At least a dozen prominent researchers and government officials have aired scepticism over the reasoning ability of LLMs. Wu Zhaohui, a former minister of science and the current vice-president of a state think-tank, suggests China needs to explore different paths to AGI. Chinese experts generally expect AGI to take longer to arrive than do their American counterparts, notes Mr Zhang of Tsinghua.
“While American tech leaders often frame AI with utopian aspirations, China’s government appears more focused on using it to solve concrete problems like economic growth and industrial upgrading,” says Karson Elmgren of RAND, a think-tank. The government’s annual work report in March mentions a new campaign called “AI+”, which prioritises firms adopting AI in their existing operations, including physical facilities using automated robots. This mimics the “Internet+” campaign a decade ago to create a more sophisticated digital consumer economy than the West.
This application-oriented approach reflects a shortage of AI talent and chips, or “basic theory and key core technologies,” Mr Xi said in April. “We must face up to the gap.” Liu Zhiyuan of Tsinghua University compared China’s approach to an argument in “On Protracted War”, a series of lectures by Mao Zedong in 1938: a weak opponent can tire out a strong one, and outlast them. On May 8 Qiushi published an article by Tang Jie, also of Tsinghua, advocating China be a fast follower of American innovation, focusing on being cheaper and quicker to create applications.
China’s emerging AI strategy seems to have two parts. One is to undercut the monopoly America has over advanced AI, by replicating Western innovations and releasing the model weights for free, or “open source”, as DeepSeek has done. The idea is that the value AI generates will accrue to those who apply it, not to the model-makers themselves.
By the time AGI arrives, China will be better placed than America, with “robust social applications, search engines, agents, and hardware in place,” according to Kai-Fu Lee, a prominent Beijing-based entrepreneur. He argues that by amassing users and data early, Chinese applications can build a moat that Western competitors will struggle to cross, just as TikTok, a video app, has done.
Alongside the push to deploy AI faster and more cheaply there is an effort to create moonshots that bypass America’s trillion-dollar bet on LLMs. “If we merely follow the well-worn American path — computing power, algorithms, deployment — we will always remain followers,” said Zhu Songchun, boss of the Beijing Institute for General Artificial Intelligence, a state-run laboratory dedicated to advanced AI, in a speech last month.

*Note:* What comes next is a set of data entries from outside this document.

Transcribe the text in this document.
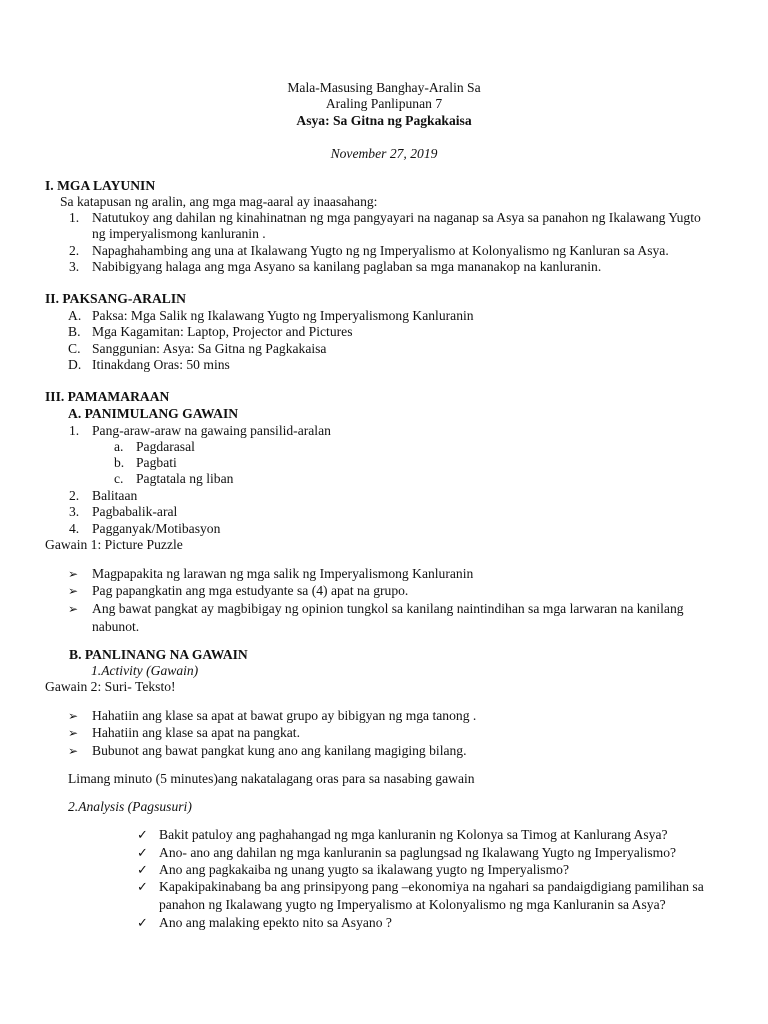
Mala-Masusing Banghay-Aralin Sa
Araling Panlipunan 7
Asya: Sa Gitna ng Pagkakaisa
November 27, 2019
I. MGA LAYUNIN
Sa katapusan ng aralin, ang mga mag-aaral ay inaasahang:
1. Natutukoy ang dahilan ng kinahinatnan ng mga pangyayari na naganap sa Asya sa panahon ng Ikalawang Yugto
ng imperyalismong kanluranin .
2. Napaghahambing ang una at Ikalawang Yugto ng ng Imperyalismo at Kolonyalismo ng Kanluran sa Asya.
3. Nabibigyang halaga ang mga Asyano sa kanilang paglaban sa mga mananakop na kanluranin.
II. PAKSANG-ARALIN
A. Paksa: Mga Salik ng Ikalawang Yugto ng Imperyalismong Kanluranin
B. Mga Kagamitan: Laptop, Projector and Pictures
C. Sanggunian: Asya: Sa Gitna ng Pagkakaisa
D. Itinakdang Oras: 50 mins
III. PAMAMARAAN
A. PANIMULANG GAWAIN
1. Pang-araw-araw na gawaing pansilid-aralan
a. Pagdarasal
b. Pagbati
c. Pagtatala ng liban
2. Balitaan
3. Pagbabalik-aral
4. Pagganyak/Motibasyon
Gawain 1: Picture Puzzle
➢ Magpapakita ng larawan ng mga salik ng Imperyalismong Kanluranin
➢ Pag papangkatin ang mga estudyante sa (4) apat na grupo.
➢ Ang bawat pangkat ay magbibigay ng opinion tungkol sa kanilang naintindihan sa mga larwaran na kanilang
nabunot.
B. PANLINANG NA GAWAIN
1.Activity (Gawain)
Gawain 2: Suri- Teksto!
➢ Hahatiin ang klase sa apat at bawat grupo ay bibigyan ng mga tanong .
➢ Hahatiin ang klase sa apat na pangkat.
➢ Bubunot ang bawat pangkat kung ano ang kanilang magiging bilang.
Limang minuto (5 minutes)ang nakatalagang oras para sa nasabing gawain
2.Analysis (Pagsusuri)
✓ Bakit patuloy ang paghahangad ng mga kanluranin ng Kolonya sa Timog at Kanlurang Asya?
✓ Ano- ano ang dahilan ng mga kanluranin sa paglungsad ng Ikalawang Yugto ng Imperyalismo?
✓ Ano ang pagkakaiba ng unang yugto sa ikalawang yugto ng Imperyalismo?
✓ Kapakipakinabang ba ang prinsipyong pang –ekonomiya na ngahari sa pandaigdigiang pamilihan sa
panahon ng Ikalawang yugto ng Imperyalismo at Kolonyalismo ng mga Kanluranin sa Asya?
✓ Ano ang malaking epekto nito sa Asyano ?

In April the Shanghai government offered funding for researchers advancing towards AGI using new kinds of architectures, such as models that interact with the real world through imagery, others that can control computers with the mind, or as-yet theoretical algorithms to emulate the human brain.
Will China’s approach work? A new IMF study concludes AI could boost America’s economy by 5.6 per cent in ten years’ time, compared with 3.5 per cent for China, largely because China’s relatively small services sector means that, even if AI diffuses fast in manufacturing, the productivity gains are capped.
Yet what is clear is that China is accelerating down a different track. One sign of this is Apple: in order to reverse a decline in its revenue in China it desperately needs a local partner to provide AI services which customers now expect. But recent reports suggest the American government may block it from doing so. Without local AI applications, American tech products, such as the iPhone, risk becoming also-rans in China, and perhaps, in time, elsewhere.